I’m not a psychologist. I know that there are comprehensive and far-reaching studies into many aspects of the human psyche. Lying being one of them.
I can give no clinical answer to the mechanics of lying. I can give no broad acceptable reason for why people, many of those we love the most, look us in the eye and lie to us. Is it a variation of fight or flight? Is it an instinctive tribal reaction to deny reality? Ensuring that the tribe, untroubled, goes about its daily business and is comforted knowing that a scandal awaits discussion over the cooking fires and goat pens? That the new scandal is a confection of lies, innuendo and carefully scripted prejudice is never questioned. The scandal produced is sufficient reward. Are lies survival tools?

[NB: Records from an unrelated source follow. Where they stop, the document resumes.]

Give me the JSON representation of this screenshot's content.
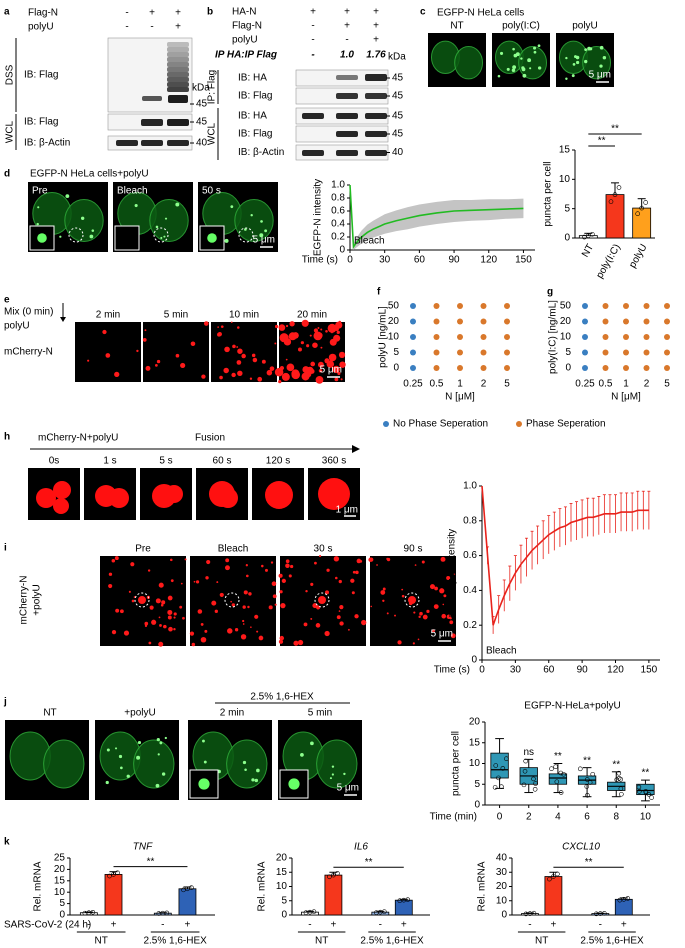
{
  "figure": {
    "a": {
      "label": "a",
      "conditions": [
        {
          "name": "Flag-N",
          "signs": [
            "-",
            "+",
            "+"
          ]
        },
        {
          "name": "polyU",
          "signs": [
            "-",
            "-",
            "+"
          ]
        }
      ],
      "groups": [
        "DSS",
        "WCL"
      ],
      "blots": [
        "IB: Flag",
        "IB: Flag",
        "IB: β-Actin"
      ],
      "kda_title": "kDa",
      "kda": [
        "45",
        "45",
        "40"
      ]
    },
    "b": {
      "label": "b",
      "conditions": [
        {
          "name": "HA-N",
          "signs": [
            "+",
            "+",
            "+"
          ]
        },
        {
          "name": "Flag-N",
          "signs": [
            "-",
            "+",
            "+"
          ]
        },
        {
          "name": "polyU",
          "signs": [
            "-",
            "-",
            "+"
          ]
        }
      ],
      "ratio_name": "IP HA:IP Flag",
      "ratios": [
        "-",
        "1.0",
        "1.76"
      ],
      "kda_title": "kDa",
      "groups": [
        "IP: Flag",
        "WCL"
      ],
      "blots": [
        "IB: HA",
        "IB: Flag",
        "IB: HA",
        "IB: Flag",
        "IB: β-Actin"
      ],
      "kda": [
        "45",
        "45",
        "45",
        "45",
        "40"
      ]
    },
    "c": {
      "label": "c",
      "title": "EGFP-N HeLa cells",
      "images": [
        "NT",
        "poly(I:C)",
        "polyU"
      ],
      "scale": "5 μm"
    },
    "d": {
      "label": "d",
      "title": "EGFP-N HeLa cells+polyU",
      "images": [
        "Pre",
        "Bleach",
        "50 s"
      ],
      "scale": "5 μm"
    },
    "e": {
      "label": "e",
      "mix": "Mix (0 min)",
      "treatment": "polyU",
      "row": "mCherry-N",
      "images": [
        "2 min",
        "5 min",
        "10 min",
        "20 min"
      ],
      "scale": "5 μm"
    },
    "f": {
      "label": "f"
    },
    "g": {
      "label": "g"
    },
    "h": {
      "label": "h",
      "title": "mCherry-N+polyU",
      "arrow": "Fusion",
      "images": [
        "0s",
        "1 s",
        "5 s",
        "60 s",
        "120 s",
        "360 s"
      ],
      "scale": "1 μm"
    },
    "i": {
      "label": "i",
      "row": [
        "mCherry-N",
        "+polyU"
      ],
      "images": [
        "Pre",
        "Bleach",
        "30 s",
        "90 s"
      ],
      "scale": "5 μm"
    },
    "j": {
      "label": "j",
      "images": [
        "NT",
        "+polyU",
        "2 min",
        "5 min"
      ],
      "treatment": "2.5% 1,6-HEX",
      "scale": "5 μm"
    },
    "k": {
      "label": "k"
    }
  },
  "chart_data": [
    {
      "type": "bar",
      "ylabel": "puncta per cell",
      "categories": [
        "NT",
        "poly(I:C)",
        "polyU"
      ],
      "values": [
        0.4,
        7.4,
        5.1
      ],
      "errors": [
        0.4,
        2.0,
        1.6
      ],
      "colors": [
        "#ffffff",
        "#f5371c",
        "#ffa01c"
      ],
      "ylim": [
        0,
        15
      ],
      "yticks": [
        0,
        5,
        10,
        15
      ],
      "annotations": [
        "**",
        "**"
      ]
    },
    {
      "type": "line",
      "ylabel": "EGFP-N intensity",
      "xlabel": "Time (s)",
      "annotation": "Bleach",
      "x": [
        0,
        3,
        5,
        10,
        15,
        20,
        30,
        40,
        50,
        60,
        75,
        90,
        105,
        120,
        135,
        150
      ],
      "series": [
        {
          "color": "#22bb22",
          "values": [
            1,
            0.05,
            0.1,
            0.2,
            0.27,
            0.32,
            0.4,
            0.45,
            0.49,
            0.53,
            0.57,
            0.6,
            0.61,
            0.62,
            0.63,
            0.64
          ],
          "errors": [
            0,
            0.05,
            0.07,
            0.1,
            0.12,
            0.13,
            0.15,
            0.16,
            0.17,
            0.17,
            0.17,
            0.17,
            0.16,
            0.16,
            0.15,
            0.15
          ]
        }
      ],
      "band_color": "#c4c4c4",
      "xlim": [
        0,
        160
      ],
      "xticks": [
        0,
        30,
        60,
        90,
        120,
        150
      ],
      "ylim": [
        0,
        1
      ],
      "yticks": [
        0,
        0.2,
        0.4,
        0.6,
        0.8,
        {
          "value": 1,
          "label": "1.0"
        }
      ]
    },
    {
      "type": "scatter",
      "ylabel": "polyU [ng/mL]",
      "xlabel": "N [μM]",
      "categories": [
        "0.25",
        "0.5",
        "1",
        "2",
        "5"
      ],
      "ycategories": [
        "0",
        "5",
        "10",
        "20",
        "50"
      ],
      "series": [
        {
          "name": "No Phase Seperation",
          "color": "#3a7fc1",
          "x": [
            "0.25",
            "0.25",
            "0.25",
            "0.25",
            "0.25"
          ],
          "y": [
            "0",
            "5",
            "10",
            "20",
            "50"
          ]
        },
        {
          "name": "Phase Seperation",
          "color": "#d9782b",
          "x": [
            "0.5",
            "1",
            "2",
            "5",
            "0.5",
            "1",
            "2",
            "5",
            "0.5",
            "1",
            "2",
            "5",
            "0.5",
            "1",
            "2",
            "5",
            "0.5",
            "1",
            "2",
            "5"
          ],
          "y": [
            "0",
            "0",
            "0",
            "0",
            "5",
            "5",
            "5",
            "5",
            "10",
            "10",
            "10",
            "10",
            "20",
            "20",
            "20",
            "20",
            "50",
            "50",
            "50",
            "50"
          ]
        }
      ]
    },
    {
      "type": "scatter",
      "ylabel": "poly(I:C) [ng/mL]",
      "xlabel": "N [μM]",
      "categories": [
        "0.25",
        "0.5",
        "1",
        "2",
        "5"
      ],
      "ycategories": [
        "0",
        "5",
        "10",
        "20",
        "50"
      ],
      "series": [
        {
          "color": "#3a7fc1",
          "x": [
            "0.25",
            "0.25",
            "0.25",
            "0.25",
            "0.25"
          ],
          "y": [
            "0",
            "5",
            "10",
            "20",
            "50"
          ]
        },
        {
          "color": "#d9782b",
          "x": [
            "0.5",
            "1",
            "2",
            "5",
            "0.5",
            "1",
            "2",
            "5",
            "0.5",
            "1",
            "2",
            "5",
            "0.5",
            "1",
            "2",
            "5",
            "0.5",
            "1",
            "2",
            "5"
          ],
          "y": [
            "0",
            "0",
            "0",
            "0",
            "5",
            "5",
            "5",
            "5",
            "10",
            "10",
            "10",
            "10",
            "20",
            "20",
            "20",
            "20",
            "50",
            "50",
            "50",
            "50"
          ]
        }
      ]
    },
    {
      "type": "line",
      "ylabel": "mCherry-N intensity",
      "xlabel": "Time (s)",
      "annotation": "Bleach",
      "x": [
        0,
        5,
        10,
        15,
        20,
        25,
        30,
        35,
        40,
        45,
        50,
        55,
        60,
        65,
        70,
        75,
        80,
        85,
        90,
        95,
        100,
        105,
        110,
        115,
        120,
        125,
        130,
        135,
        140,
        145,
        150
      ],
      "series": [
        {
          "color": "#e8231c",
          "values": [
            1,
            0.6,
            0.2,
            0.29,
            0.37,
            0.44,
            0.5,
            0.55,
            0.59,
            0.63,
            0.66,
            0.69,
            0.72,
            0.74,
            0.76,
            0.77,
            0.79,
            0.8,
            0.81,
            0.82,
            0.82,
            0.83,
            0.84,
            0.84,
            0.84,
            0.85,
            0.85,
            0.85,
            0.86,
            0.86,
            0.86
          ],
          "errors": [
            0,
            0.05,
            0.05,
            0.08,
            0.09,
            0.1,
            0.1,
            0.11,
            0.11,
            0.11,
            0.11,
            0.11,
            0.11,
            0.11,
            0.11,
            0.11,
            0.11,
            0.11,
            0.11,
            0.11,
            0.11,
            0.11,
            0.11,
            0.11,
            0.11,
            0.11,
            0.11,
            0.11,
            0.11,
            0.11,
            0.11
          ]
        }
      ],
      "xlim": [
        0,
        160
      ],
      "xticks": [
        0,
        30,
        60,
        90,
        120,
        150
      ],
      "ylim": [
        0,
        1
      ],
      "yticks": [
        0,
        0.2,
        0.4,
        0.6,
        0.8,
        {
          "value": 1,
          "label": "1.0"
        }
      ]
    },
    {
      "type": "box",
      "title": "EGFP-N-HeLa+polyU",
      "ylabel": "puncta per cell",
      "xlabel": "Time (min)",
      "categories": [
        "0",
        "2",
        "4",
        "6",
        "8",
        "10"
      ],
      "boxes": [
        {
          "min": 4,
          "q1": 6.5,
          "median": 8.5,
          "q3": 12.5,
          "max": 16
        },
        {
          "min": 3,
          "q1": 5,
          "median": 7,
          "q3": 9,
          "max": 11
        },
        {
          "min": 3,
          "q1": 5,
          "median": 6.5,
          "q3": 7.5,
          "max": 10
        },
        {
          "min": 2,
          "q1": 5,
          "median": 6,
          "q3": 7,
          "max": 9
        },
        {
          "min": 2,
          "q1": 3.5,
          "median": 4.5,
          "q3": 5.5,
          "max": 8
        },
        {
          "min": 1,
          "q1": 2.5,
          "median": 3.5,
          "q3": 5,
          "max": 6
        }
      ],
      "color": "#2f97b5",
      "annotations": [
        null,
        "ns",
        "**",
        "**",
        "**",
        "**"
      ],
      "ylim": [
        0,
        20
      ],
      "yticks": [
        0,
        5,
        10,
        15,
        20
      ]
    },
    {
      "type": "bar",
      "title": "TNF",
      "ylabel": "Rel. mRNA",
      "condition_label": "SARS-CoV-2 (24 h)",
      "categories": [
        "-",
        "+",
        "-",
        "+"
      ],
      "groups": [
        "NT",
        "2.5% 1,6-HEX"
      ],
      "values": [
        1,
        17.8,
        0.8,
        11.5
      ],
      "errors": [
        0.3,
        1.2,
        0.2,
        0.8
      ],
      "colors": [
        "#ffffff",
        "#f5371c",
        "#8fb0e0",
        "#2e62b6"
      ],
      "ylim": [
        0,
        25
      ],
      "yticks": [
        0,
        5,
        10,
        15,
        20,
        25
      ],
      "annotations": [
        "**"
      ]
    },
    {
      "type": "bar",
      "title": "IL6",
      "ylabel": "Rel. mRNA",
      "categories": [
        "-",
        "+",
        "-",
        "+"
      ],
      "groups": [
        "NT",
        "2.5% 1,6-HEX"
      ],
      "values": [
        1,
        14,
        1,
        5.2
      ],
      "errors": [
        0.3,
        1,
        0.3,
        0.3
      ],
      "colors": [
        "#ffffff",
        "#f5371c",
        "#8fb0e0",
        "#2e62b6"
      ],
      "ylim": [
        0,
        20
      ],
      "yticks": [
        0,
        5,
        10,
        15,
        20
      ],
      "annotations": [
        "**"
      ]
    },
    {
      "type": "bar",
      "title": "CXCL10",
      "ylabel": "Rel. mRNA",
      "categories": [
        "-",
        "+",
        "-",
        "+"
      ],
      "groups": [
        "NT",
        "2.5% 1,6-HEX"
      ],
      "values": [
        1,
        27,
        1,
        11
      ],
      "errors": [
        0.4,
        3,
        0.3,
        1
      ],
      "colors": [
        "#ffffff",
        "#f5371c",
        "#8fb0e0",
        "#2e62b6"
      ],
      "ylim": [
        0,
        40
      ],
      "yticks": [
        0,
        10,
        20,
        30,
        40
      ],
      "annotations": [
        "**"
      ]
    }
  ]
}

Like all of us I have been lied to many times in my life. Some instances when you look at person telling the lies, you, quite bluntly, know they’re full of shit and pay them no heed. That, believe it or not, is the difference between lies and bullshit. They sometimes intertwine. Especially when lubricated with beer, bonhomie and barbecues. If lies were harmless fun; it would be these.
Some lies affect you for life.
I was born a twin. My twin sister died at 10 days old. I didn’t know this until I was in my teens. Though, in retrospect, and even now 60 years later I have never felt quite whole. My parents never told me of this. I don’t know why. Was there shame of some description? Perhaps I did something in the womb? Why did I survive? I’ll never know. Both parents have passed, with forgiveness. But not understanding. By not telling me the truth of my birth they lied by omission. The most brutal of lies.
When my older sister fell pregnant and was shunted off to a Salvation Army home for unwed mothers – Harvest Terrace, North Fremantle …turn left off the Stirling highway where the statue is, for any WA folk reading – the lie society expected the family to tell was of a daughter gone travelling. A very cruel, demeaning lie. Jackie, my sister, saw only the top her daughter’s head before she was whisked away to the only mother she would know. Jackie did then travel to Queensland and New South Wales for a couple of years. She was killed in a traffic accident in Sydney one week before she was to get on the Indian Pacific train and come home. All of this because society demanded a lie and as a family we were too weak to resist telling it.
Which is why the lies told by Rudd, Bowen, Crean and others about the leadership challenge numbers on the very day JGPM gave a heart-wrenching speech about unwed mothers and adopted children are all the more despicable. Lies have the cruellest of unintended consequences.
The blatant lying we have endured for the three or more years has pretty much numbed me. The outright obfuscation of truth, the wilful omission of facts is now, purely, the grist of a corrupted mill. A mish-mash of toxic ideology, weakened bravado and a path that leads, not to the heights where man can, should he choose to, glimpse the truth of all that he is and all he can be, but to the darkness of the lie. Could it be that we deserve no more?
I know lies can hurt me. Lies on a great scale can scar me. They can sadden me. They can wound my soul. But they will never destroy me.
A lying Government, such as the present one, can wound, scar and sadden me. They’ll never destroy the truth of me.
Deep down they understand that – and it scares them.